Bangladesh: Rana Plaza Owner, 40 Others Charged With Murder

By BenarNews Staff
2015.06.01
150601-BD-Rana-620 Police take Bangladeshi property tycoon Sohel Rana (in helmet and body armor) to the Dhaka High Court, April 30, 2013.
AFP

Bangladeshi authorities Monday brought murder charges against 41 people, including the owner of the Rana Plaza complex and 12 government officials, in the case of a garment factory collapse that killed more than 1,100 people two years ago.

If convicted, property tycoon and Rana Plaza owner Sohel Rana and his 40 fellow defendants could be put to death for their alleged roles in Bangladesh’s deadliest industrial accident to date, law enforcement officials said.

“If we can prove before the court that they were responsible for the collapse and the deaths of more than a thousand workers, they will be sentenced to death,” Additional Public Prosecutor Anwarul Kabir Babul told BenarNews.

As many as 1,135 people – mostly garment factory workers – were killed and around 2,000 more injured in the collapse of the multi-story building that housed five factories in Savar, near Dhaka.

"It is the biggest industrial disaster in Bangladesh's history. And all 41 of them have collective responsibility for this mass killing of more than 1,100 innocent people," Agence France-Presse quoted Bijoy Krishna Kar, a lead detective on the case, as saying.

The tragedy focused international attention on unsafe and exploitative working conditions at Bangladesh's 3,500 garment factories, and forced global retailers to address structural and environmental deficiencies in Bangladesh's garment sector.

The industry employs nearly three million people, most of whom are women.

Upgrading the charges


Apart from Rana, six factory owners – including his parents, who co-owned the structure – and a dozen officials who were responsible for building safety and inspections, were charged with murder, as were the mayor of Savar and a town councilor, AFP reported.

After six government officials absconded, police asked a court to issue warrants for their arrests, according to AFP.

Rana was arrested just days after the building collapsed on April 24, 2013. He was caught on the Indo-Bangladesh border as he allegedly tried to escape.

According to the Associated Press, investigators initially had looked to press lesser charges of culpable homicide against the defendants, but they later decided to pursue murder charges against the 41.

Culpable homicide does not carry a potential death penalty and the maximum sentence is seven years, AP reported, noting that the police report described the deadly collapse and the factors that caused it as a “mass killing.”

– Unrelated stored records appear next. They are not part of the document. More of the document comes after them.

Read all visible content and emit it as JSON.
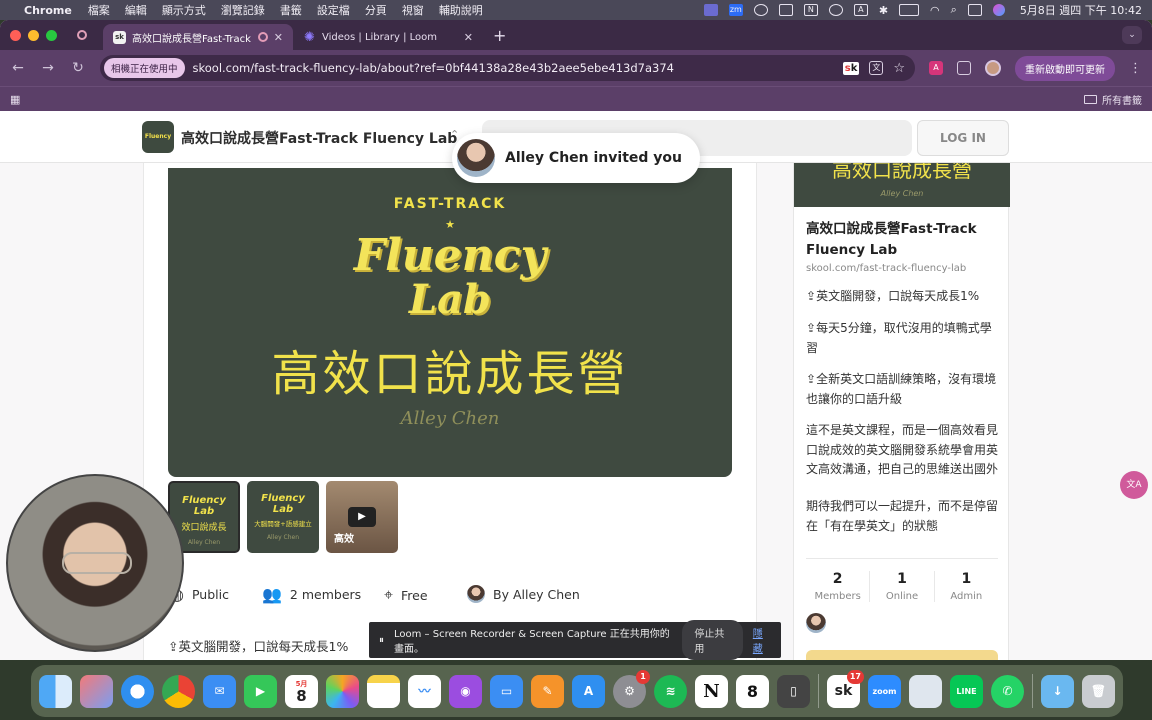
{
  "menubar": {
    "app": "Chrome",
    "menus": [
      "檔案",
      "編輯",
      "顯示方式",
      "瀏覽記錄",
      "書籤",
      "設定檔",
      "分頁",
      "視窗",
      "輔助說明"
    ],
    "status_zm": "zm",
    "status_n": "N",
    "status_a": "A",
    "clock": "5月8日 週四 下午 10:42"
  },
  "tabs": [
    {
      "title": "高效口說成長營Fast-Track",
      "favicon": "sk",
      "active": true
    },
    {
      "title": "Videos | Library | Loom",
      "favicon": "loom",
      "active": false
    }
  ],
  "toolbar": {
    "camera_pill": "相機正在使用中",
    "url": "skool.com/fast-track-fluency-lab/about?ref=0bf44138a28e43b2aee5ebe413d7a374",
    "update_button": "重新啟動即可更新"
  },
  "bookmarks": {
    "all_bookmarks": "所有書籤"
  },
  "site": {
    "logo_text": "Fluency Lab",
    "name": "高效口說成長營Fast-Track Fluency Lab",
    "login": "LOG IN"
  },
  "invite": {
    "text": "Alley Chen invited you"
  },
  "hero": {
    "fast_track": "FAST-TRACK",
    "fluency": "Fluency",
    "lab": "Lab",
    "chinese": "高效口說成長營",
    "signature": "Alley Chen"
  },
  "thumbnails": [
    {
      "line1": "Fluency",
      "line2": "Lab",
      "line3": "效口說成長",
      "line4": "Alley Chen"
    },
    {
      "line1": "Fluency",
      "line2": "Lab",
      "line3": "大腦開發+語感建立",
      "line4": "Alley Chen"
    },
    {
      "video_text": "高效"
    }
  ],
  "meta": {
    "public": "Public",
    "members": "2 members",
    "price": "Free",
    "by": "By Alley Chen"
  },
  "description_first": "英文腦開發，口說每天成長1%",
  "side": {
    "image_text": "高效口說成長營",
    "image_sig": "Alley Chen",
    "title": "高效口說成長營Fast-Track Fluency Lab",
    "url": "skool.com/fast-track-fluency-lab",
    "p1": "英文腦開發，口說每天成長1%",
    "p2": "每天5分鐘，取代沒用的填鴨式學習",
    "p3": "全新英文口語訓練策略，沒有環境也讓你的口語升級",
    "p4": "這不是英文課程，而是一個高效看見口說成效的英文腦開發系統學會用英文高效溝通，把自己的思維送出國外",
    "p5": "期待我們可以一起提升，而不是停留在「有在學英文」的狀態",
    "stats": [
      {
        "value": "2",
        "label": "Members"
      },
      {
        "value": "1",
        "label": "Online"
      },
      {
        "value": "1",
        "label": "Admin"
      }
    ]
  },
  "loom_bar": {
    "message": "Loom – Screen Recorder & Screen Capture 正在共用你的畫面。",
    "stop": "停止共用",
    "hide": "隱藏"
  },
  "dock": {
    "calendar_month": "5月",
    "calendar_day": "8",
    "app_store_badge": "1",
    "skool_badge": "17",
    "zoom": "zoom",
    "line": "LINE",
    "notion": "N",
    "skool": "sk"
  },
  "colors": {
    "browser_chrome": "#5b3f68",
    "tab_bar": "#3b2a45",
    "hero_bg": "#3f4a40",
    "hero_yellow": "#f1e24b"
  }
}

“Investigators said the shift from the culpable homicide charges came after the investigation found that Rana, his staff and the management of the five factories had forced the workers to enter the building despite their unwillingness to work on the day of the accident after the building developed major cracks a day earlier,” AP reported.

‘The seed of this massive disaster’

Authorities are pursuing two tracks against Rana and 17 other defendants, according to AFP.

In addition to the murder charges, the defendants stand accused of blatantly disregarding building construction rules.

Rana and the others violated building code by adding three floors to a structure whose design had only been cleared for the construction of six stories, investigators allege.

"Rana Plaza was built flouting construction rules and it was extended without proper structural changes. And when it was turned into a factory complex, it was loaded with heavy machinery such as a generator. No wonder the building collapsed," Kar said, according to AFP.

"That illegal extension violating all construction (regulations) was the seed of this massive disaster."

Shahriar Sharif contributed to this report.